Difficulty implementing highway networks

I need to implement a highway network and run it on cifar-10. So far, the highway block looks like this:

class HwNetBasicblock(nn.Module):

    def __init__(self, inplanes, planes, stride=1, downsample=None):
        super(HwNetBasicblock, self).__init__()

        self.conv_a = nn.Conv2d(inplanes, planes, kernel_size=3, stride=stride, padding=1, bias=False)
        self.bn_a = nn.BatchNorm2d(planes)

        self.conv_b = nn.Conv2d(planes, planes, kernel_size=3, stride=1, padding=1, bias=False)
        self.bn_b = nn.BatchNorm2d(planes)

        self.gate = nn.Conv2d(inplanes, planes, kernel_size=3, stride=stride, padding=1, bias=True)

        self.downsample = downsample

        BIAS_INIT = -13
        self.gate.bias.data.fill_(BIAS_INIT)

    def forward(self, x):
        residual = x

        basicblock = self.conv_a(x)
        basicblock = self.bn_a(basicblock)
        basicblock = F.relu(basicblock, inplace=True)

        basicblock = self.conv_b(basicblock)
        basicblock = self.bn_b(basicblock)

        t_activation = self.gate(residual)
        t_value = F.sigmoid(torch.mean(t_activation))

        if self.downsample is not None:
            residual = self.downsample(x)

    return F.relu(residual*(1-t_value) + basicblock*t_value, inplace=True)

I remember, from the highway network paper, that if you go deep (50-100 layers) , you need to initialize the bias of the transform gate to a very small negative number (-7, -15…) . I am trying to do this by using the

        BIAS_INIT = -13
        self.gate.bias.data.fill_(BIAS_INIT)

but this is obviously not working.

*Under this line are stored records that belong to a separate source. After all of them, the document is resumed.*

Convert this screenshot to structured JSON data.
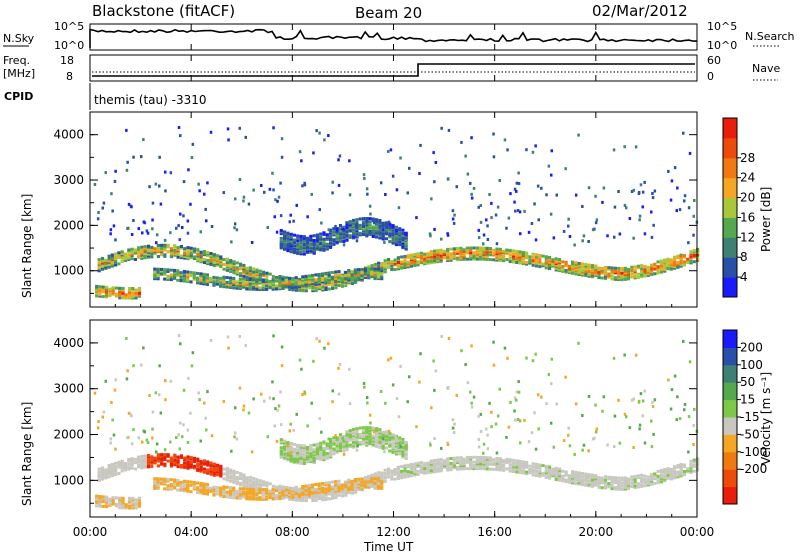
{
  "header": {
    "station": "Blackstone (fitACF)",
    "beam": "Beam 20",
    "date": "02/Mar/2012"
  },
  "top_panels": {
    "nsky_label": "N.Sky",
    "nsearch_label": "N.Search",
    "noise_ticks": [
      "10^5",
      "10^0"
    ],
    "freq_label": "Freq.",
    "freq_unit": "[MHz]",
    "freq_ticks": [
      "18",
      "8"
    ],
    "nave_label": "Nave",
    "nave_ticks": [
      "60",
      "0"
    ],
    "cpid_label": "CPID",
    "cpid_value": "themis (tau) -3310"
  },
  "colors": {
    "power_scale": [
      "#1a1aff",
      "#2a4fa8",
      "#3f7f74",
      "#56a84e",
      "#a8c83a",
      "#f5a623",
      "#f07a10",
      "#ee4a0a",
      "#e81e0a"
    ],
    "velocity_scale": [
      "#1a1aff",
      "#2a4fa8",
      "#3f7f74",
      "#56a84e",
      "#7dc849",
      "#c8c8c0",
      "#f5a623",
      "#f07a10",
      "#ee4a0a",
      "#e81e0a"
    ]
  },
  "chart_data": [
    {
      "type": "heatmap",
      "name": "power",
      "ylabel": "Slant Range [km]",
      "y_ticks": [
        "1000",
        "2000",
        "3000",
        "4000"
      ],
      "ylim": [
        200,
        4500
      ],
      "colorbar_label": "Power [dB]",
      "colorbar_ticks": [
        "4",
        "8",
        "12",
        "16",
        "20",
        "24",
        "28"
      ],
      "x_ticks": [
        "00:00",
        "04:00",
        "08:00",
        "12:00",
        "16:00",
        "20:00",
        "00:00"
      ]
    },
    {
      "type": "heatmap",
      "name": "velocity",
      "ylabel": "Slant Range [km]",
      "y_ticks": [
        "1000",
        "2000",
        "3000",
        "4000"
      ],
      "ylim": [
        200,
        4500
      ],
      "colorbar_label": "Velocity [m s⁻¹]",
      "colorbar_ticks": [
        "200",
        "100",
        "50",
        "15",
        "-15",
        "-50",
        "-100",
        "-200"
      ],
      "x_ticks": [
        "00:00",
        "04:00",
        "08:00",
        "12:00",
        "16:00",
        "20:00",
        "00:00"
      ],
      "xlabel": "Time UT"
    }
  ]
}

On CIFAR-10, the 50 layer network goes well above 93% accuracy, while the 100 layer net stops at around 86% .
How can I correctly initialize the biases ?

EDIT:

Is doing this outside the network gonna work?

# initialize the bias
def bias_init(m):
    if isinstance(m, nn.Conv2d):
        BIAS_INIT = -13
        m.bias.data.fill_(BIAS_INIT)



model = CifarResNet(HwNetBasicblock, depth=110, num_classes=10)
model = model.apply(bias_init)
net = model.cuda()

I am using the fact that my normal convolutions have bias=False, and only the gate has bias=True.

# initialize the bias
    def bias_init(m):
        if isinstance(m, nn.Conv2d):
            BIAS_INIT = -13
            m.bias.data.fill_(BIAS_INIT)

    model = CifarResNet(HwNetBasicblock, depth=110, num_classes=10)
    model = model.apply(bias_init)
    net = model.cuda()

The option you suggest should work and I am doing something similar when initializing my networks. If you take a look at https://github.com/pytorch/pytorch/blob/master/torch/nn/init.py it also seems to be the preferred approach of initializing parameters. (Although one of the devs will probably have to tell you if this is actually true)

If only certain layers actually have a bias value you should also additionally be able to do something like:

if not isinstance(m.bias, type(None)): 
    m.bias.data.fill_(value) 

This way you wouldn’t have to worry about bias=True or False explicitly.

EDIT:
When I further think about it you could actually probably do this thing directly in the init of your network similar to the example given in https://github.com/pytorch/vision/blob/master/torchvision/models/resnet.py#L112-L118

for m in self.modules():
        if isinstance(m, nn.Conv2d):
            if not isinstance(m.bias, type(None)):
                 m.bias.data = -13

I intuitively prefer the option of defining the function to initialize/change parameters outside of the model init though as you can just call it on the model whenever you want, instead of just in the constructor.